IHSG & Mayoritas Pasar Asia Tertekan, Investor Tunggu Data Inflasi AS

Sedang Trending 1 minggu yang lalu
Pengunjung memotret layar digital pergerakan Indeks Harga Saham Gabungan (IHSG) di Bursa Efek Indonesia, Jakarta, Senin (2/2/2026). Foto: Sulthony Hasanuddin/ANTARA FOTO

Indeks Harga Saham Gabungan (IHSG) kembali dibuka di area merah pada perdagangan Kamis (9/4) pagi, seiring tindakan ambil untung setelah reli tajam sehari sebelumnya serta sikap pelaku pasar nan condong menunggu info inflasi Amerika Serikat (AS).

Pada pembukaan perdagangan, IHSG tercatat turun 64,45 poin alias 0,89 persen ke level 7.214,76. Sementara indeks LQ45 ikut melemah 9,717 poin alias 1,32 persen ke posisi 723,906.

Berdasarkan info RTI Business pukul 11.14 WIB, IHSG bergerak naik turun dan sempat menyentuh level terendah 7.191,586 sebelum berbalik menguat ke area 7.284,672 alias naik tipis 0,08 persen. Level tertinggi intraday tercatat di 7.288,084.

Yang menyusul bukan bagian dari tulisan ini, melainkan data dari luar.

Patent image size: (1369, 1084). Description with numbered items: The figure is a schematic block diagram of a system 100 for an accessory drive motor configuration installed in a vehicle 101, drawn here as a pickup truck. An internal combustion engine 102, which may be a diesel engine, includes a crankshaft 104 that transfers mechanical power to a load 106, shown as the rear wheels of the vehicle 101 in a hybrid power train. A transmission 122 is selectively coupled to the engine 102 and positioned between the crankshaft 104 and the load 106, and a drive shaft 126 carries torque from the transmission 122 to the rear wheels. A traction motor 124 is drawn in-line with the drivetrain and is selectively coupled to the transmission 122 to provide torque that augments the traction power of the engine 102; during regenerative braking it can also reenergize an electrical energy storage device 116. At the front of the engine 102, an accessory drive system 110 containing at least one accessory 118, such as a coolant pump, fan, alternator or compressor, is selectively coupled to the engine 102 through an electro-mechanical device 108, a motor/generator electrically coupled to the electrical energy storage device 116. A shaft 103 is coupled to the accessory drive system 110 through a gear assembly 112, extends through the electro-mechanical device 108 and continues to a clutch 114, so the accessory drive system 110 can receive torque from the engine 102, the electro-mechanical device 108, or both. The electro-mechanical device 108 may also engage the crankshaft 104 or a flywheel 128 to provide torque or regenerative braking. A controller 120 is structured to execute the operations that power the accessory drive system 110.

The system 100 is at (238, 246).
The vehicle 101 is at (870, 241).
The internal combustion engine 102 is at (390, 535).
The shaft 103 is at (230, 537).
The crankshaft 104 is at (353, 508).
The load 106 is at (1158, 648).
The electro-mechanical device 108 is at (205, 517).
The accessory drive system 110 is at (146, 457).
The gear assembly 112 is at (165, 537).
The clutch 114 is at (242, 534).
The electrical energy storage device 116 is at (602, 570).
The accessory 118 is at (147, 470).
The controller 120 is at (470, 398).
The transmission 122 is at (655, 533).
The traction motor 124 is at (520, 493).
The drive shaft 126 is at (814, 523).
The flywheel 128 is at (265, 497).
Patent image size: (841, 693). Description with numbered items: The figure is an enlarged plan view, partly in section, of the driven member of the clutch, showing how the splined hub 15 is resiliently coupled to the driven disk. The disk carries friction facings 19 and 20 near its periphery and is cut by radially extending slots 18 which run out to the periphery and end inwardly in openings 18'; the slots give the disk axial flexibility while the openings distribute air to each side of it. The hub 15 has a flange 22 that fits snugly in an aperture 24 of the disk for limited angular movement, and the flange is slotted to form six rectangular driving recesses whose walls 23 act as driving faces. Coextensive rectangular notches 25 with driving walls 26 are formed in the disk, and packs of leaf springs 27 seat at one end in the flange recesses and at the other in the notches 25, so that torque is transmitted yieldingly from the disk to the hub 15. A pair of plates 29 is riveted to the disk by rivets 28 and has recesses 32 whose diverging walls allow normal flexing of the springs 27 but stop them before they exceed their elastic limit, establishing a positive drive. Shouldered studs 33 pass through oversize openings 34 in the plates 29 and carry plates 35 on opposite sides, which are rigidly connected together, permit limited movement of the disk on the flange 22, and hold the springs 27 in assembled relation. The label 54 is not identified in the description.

Associate Director Pilarmas Investindo Sekuritas, Maximilianus Nicodemus, menilai pelemahan IHSG pada pagi ini tetap tergolong wajar setelah indeks melonjak cukup tinggi pada perdagangan hari sebelumnya nan mencapai 4 persen.

"Sehingga rasanya jika minus 0,45% pagi ini tetap terasa oke secara toleransi penurunan. Batas koreksi nan kudu diwaspadai adalah 7.160 ya untuk menjaga asa penguatan lebih lanjut menuju 7.300," kata Nico kepada kumparan, Kamis (9/4).

Menurut Nico, arah pasar selanjutnya bakal sangat dipengaruhi oleh info ekonomi AS nan dirilis malam nanti.

"Apabila info ekonomi Amerika positif, maka kami memandang potensi IHSG untuk mengalami penguatan lanjutan terbuka lebar," kata dia.

Senior Market Analyst Mirae Asset Sekuritas, Nafan Aji Gusta, mengatakan pasar saat ini tengah mencermati info Personal Consumption Expenditures (PCE) AS untuk Februari 2026.

"Perilisan data-data US PCE per Februari 2026 pada malam kelak di mana konsensus mengestimasikan bahwa inflasi perlahan menurun, namun tetap tinggi, sehingga tentunya inflasi tetap dalam kategori sticky. Hal ini bakal mempengaruhi sikap the Fed untuk tetap hawkish sehingga rawan terkena aksi keuntungan taking dari pelaku pasar," jelas Nafan.

Seorang laki-laki melangkah di atas layar digital pergerakan Indeks Harga Saham Gabungan (IHSG) di Bursa Efek Indonesia (BEI), Jakarta, Rabu (28/1/2026). Foto: Dhemas Reviyanto/ANTARA FOTO

Nafan menilai, sentimen eksternal lain nan membebani pasar berasal dari meningkatnya ketegangan geopolitik di Timur Tengah termasuk perang Iran-AS dengan Israel.

"Kemudian, muncul laporan bahwa Israel terus menggencarkan serangan ke Lebanon dengan argumen serangan tersebut tidak termasuk dalam kesepakatan gencatan senjata AS-Iran. Hal ini memicu kekhawatiran bahwa stabilitas di Kawasan Timur Tengah tetap sangat rapuh," ucap Nafan.

Selain itu, tekanan terhadap nilai tukar rupiah juga dinilai tetap menjadi aspek nan membayangi pasar saham domestik. Dalam kondisi pasar seperti saat ini, Nafan menyarankan penanammodal untuk lebih selektif dalam memilih saham.

"Fokus pada saham pilihan dengan esensial solid, konsentrasi pada saham bervaluasi murah, konsentrasi terhadap saham nan menunjukkan arah pembalikan tren, dan gunakan manajemen resiko dengan disiplin," ungkap Nafan.